È la prima volta che le capita una cosa del genere?
«No. Io lavoro al pronto soccorso del Policlinico da quasi dieci anni, dal 2004, e ne ho viste tante. Qualche mese fa un altro collega è stato picchiato. Un mese fa è toccato ad altri infermieri. A ognuno di noi è capitato qualcosa. Succede di continuo. Non siamo tutelati per niente dal punto di vista della sicurezza».

Cos’è che scatena le reazioni violente da parte dei pazienti?
«I tempi di attesa e le priorità. Non capiscono che noi, medici e infermieri, lavoriamo di continuo, e lo facciamo per loro. Non è che si può venire al pronto soccorso e pretendere di aspettare solo cinque minuti, soprattutto quando ci sono urgenze da gestire. La gente ha bisogno di noi e ci deve rispettare».

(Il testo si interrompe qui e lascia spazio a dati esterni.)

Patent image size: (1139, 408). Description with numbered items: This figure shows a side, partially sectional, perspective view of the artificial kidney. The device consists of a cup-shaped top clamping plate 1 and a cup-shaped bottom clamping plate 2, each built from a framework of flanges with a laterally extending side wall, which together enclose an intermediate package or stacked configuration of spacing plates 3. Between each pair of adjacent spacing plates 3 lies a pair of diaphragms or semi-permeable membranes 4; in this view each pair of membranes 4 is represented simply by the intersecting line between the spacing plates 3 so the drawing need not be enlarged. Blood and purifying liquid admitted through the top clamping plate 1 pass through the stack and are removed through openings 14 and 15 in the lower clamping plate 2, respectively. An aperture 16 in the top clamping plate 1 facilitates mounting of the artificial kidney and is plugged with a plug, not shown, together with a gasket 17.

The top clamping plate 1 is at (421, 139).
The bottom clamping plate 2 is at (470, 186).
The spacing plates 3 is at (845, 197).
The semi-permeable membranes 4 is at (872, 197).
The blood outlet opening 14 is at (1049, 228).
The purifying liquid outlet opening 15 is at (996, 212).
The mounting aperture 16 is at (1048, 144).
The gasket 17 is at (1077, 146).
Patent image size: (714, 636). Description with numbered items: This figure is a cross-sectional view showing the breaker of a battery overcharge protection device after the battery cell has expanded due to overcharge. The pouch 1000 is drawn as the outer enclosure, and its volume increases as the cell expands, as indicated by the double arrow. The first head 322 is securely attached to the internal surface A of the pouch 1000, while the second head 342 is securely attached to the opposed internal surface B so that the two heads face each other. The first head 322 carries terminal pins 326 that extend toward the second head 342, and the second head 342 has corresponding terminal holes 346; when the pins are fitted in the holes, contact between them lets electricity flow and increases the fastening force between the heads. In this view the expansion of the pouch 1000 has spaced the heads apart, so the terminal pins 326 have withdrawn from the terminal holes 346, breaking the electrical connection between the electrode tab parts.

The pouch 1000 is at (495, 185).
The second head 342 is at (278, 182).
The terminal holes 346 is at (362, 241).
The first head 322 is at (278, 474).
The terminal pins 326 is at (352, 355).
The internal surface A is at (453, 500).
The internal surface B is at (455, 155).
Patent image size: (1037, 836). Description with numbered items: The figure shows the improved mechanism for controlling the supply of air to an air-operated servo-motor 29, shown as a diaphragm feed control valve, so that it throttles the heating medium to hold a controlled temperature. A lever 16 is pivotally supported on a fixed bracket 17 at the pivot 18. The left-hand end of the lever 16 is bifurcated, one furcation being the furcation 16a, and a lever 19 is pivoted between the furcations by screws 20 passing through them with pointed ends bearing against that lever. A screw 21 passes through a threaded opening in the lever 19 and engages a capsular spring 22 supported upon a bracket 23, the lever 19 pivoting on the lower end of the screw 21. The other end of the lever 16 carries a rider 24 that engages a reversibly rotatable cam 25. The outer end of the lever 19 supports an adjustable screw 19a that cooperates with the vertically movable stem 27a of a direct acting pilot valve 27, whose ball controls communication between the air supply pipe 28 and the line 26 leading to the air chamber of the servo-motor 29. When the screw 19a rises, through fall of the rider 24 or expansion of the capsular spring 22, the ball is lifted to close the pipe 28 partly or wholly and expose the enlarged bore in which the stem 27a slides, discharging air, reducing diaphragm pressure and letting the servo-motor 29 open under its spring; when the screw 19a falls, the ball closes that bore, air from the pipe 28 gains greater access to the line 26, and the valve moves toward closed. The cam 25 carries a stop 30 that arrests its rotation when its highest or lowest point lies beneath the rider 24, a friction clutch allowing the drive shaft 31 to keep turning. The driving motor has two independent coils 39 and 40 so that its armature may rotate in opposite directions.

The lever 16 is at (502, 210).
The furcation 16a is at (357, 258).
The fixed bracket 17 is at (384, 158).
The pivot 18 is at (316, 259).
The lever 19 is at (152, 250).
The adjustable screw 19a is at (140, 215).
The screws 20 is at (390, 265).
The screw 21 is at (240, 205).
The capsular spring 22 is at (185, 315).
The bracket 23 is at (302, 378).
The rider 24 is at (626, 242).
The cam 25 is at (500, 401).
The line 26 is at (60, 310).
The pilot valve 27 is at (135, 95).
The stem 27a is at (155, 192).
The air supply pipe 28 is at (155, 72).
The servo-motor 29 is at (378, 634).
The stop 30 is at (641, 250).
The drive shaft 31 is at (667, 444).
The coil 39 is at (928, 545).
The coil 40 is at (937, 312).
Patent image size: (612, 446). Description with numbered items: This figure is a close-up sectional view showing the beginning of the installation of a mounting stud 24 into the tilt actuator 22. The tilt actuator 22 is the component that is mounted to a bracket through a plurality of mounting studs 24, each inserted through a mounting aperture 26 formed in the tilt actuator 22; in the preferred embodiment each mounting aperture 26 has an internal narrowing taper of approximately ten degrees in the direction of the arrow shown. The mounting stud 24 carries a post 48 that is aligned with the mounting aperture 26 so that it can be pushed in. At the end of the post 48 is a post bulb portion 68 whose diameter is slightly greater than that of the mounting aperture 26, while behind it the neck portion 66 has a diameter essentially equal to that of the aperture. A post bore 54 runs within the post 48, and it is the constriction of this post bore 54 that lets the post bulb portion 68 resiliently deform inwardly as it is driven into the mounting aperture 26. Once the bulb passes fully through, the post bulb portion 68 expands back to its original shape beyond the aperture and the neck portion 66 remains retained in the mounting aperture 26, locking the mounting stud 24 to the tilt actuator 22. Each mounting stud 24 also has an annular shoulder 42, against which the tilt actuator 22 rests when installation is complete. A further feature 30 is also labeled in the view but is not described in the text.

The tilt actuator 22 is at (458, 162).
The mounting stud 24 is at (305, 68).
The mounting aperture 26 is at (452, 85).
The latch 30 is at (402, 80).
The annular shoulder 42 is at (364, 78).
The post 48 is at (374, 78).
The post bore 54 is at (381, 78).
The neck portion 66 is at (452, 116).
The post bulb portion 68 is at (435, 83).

Adesso cosa farà? Tornerà a lavoro tra un mese quando si rimetterà?
«Se torno…non lo so. Non si può lavorare così, non c’è sicurezza, non si può lavorare così. Non ci sentiamo protetti. Anche mia moglie lavora al pronto soccorso, anche lei è infermiera, ma venerdì mattina non era in servizio, quando l’ha saputo è corsa qui preoccupatissima».

E' un lavoro in prima linea il vostro.
«Sì, è vero, io devo lavorare come se facessi parte delle forze dell’ordine: mi devo alzare la mattina, fare il segno della croce prima di uscire di casa e pregare che non mi succeda niente. E soprattutto sperare di tornare a casa».

Cosa chiedete?
«Vogliamo più sicurezza. Non dobbiamo aspettare che succedano questi episodi perché la direzione sanitaria si muova».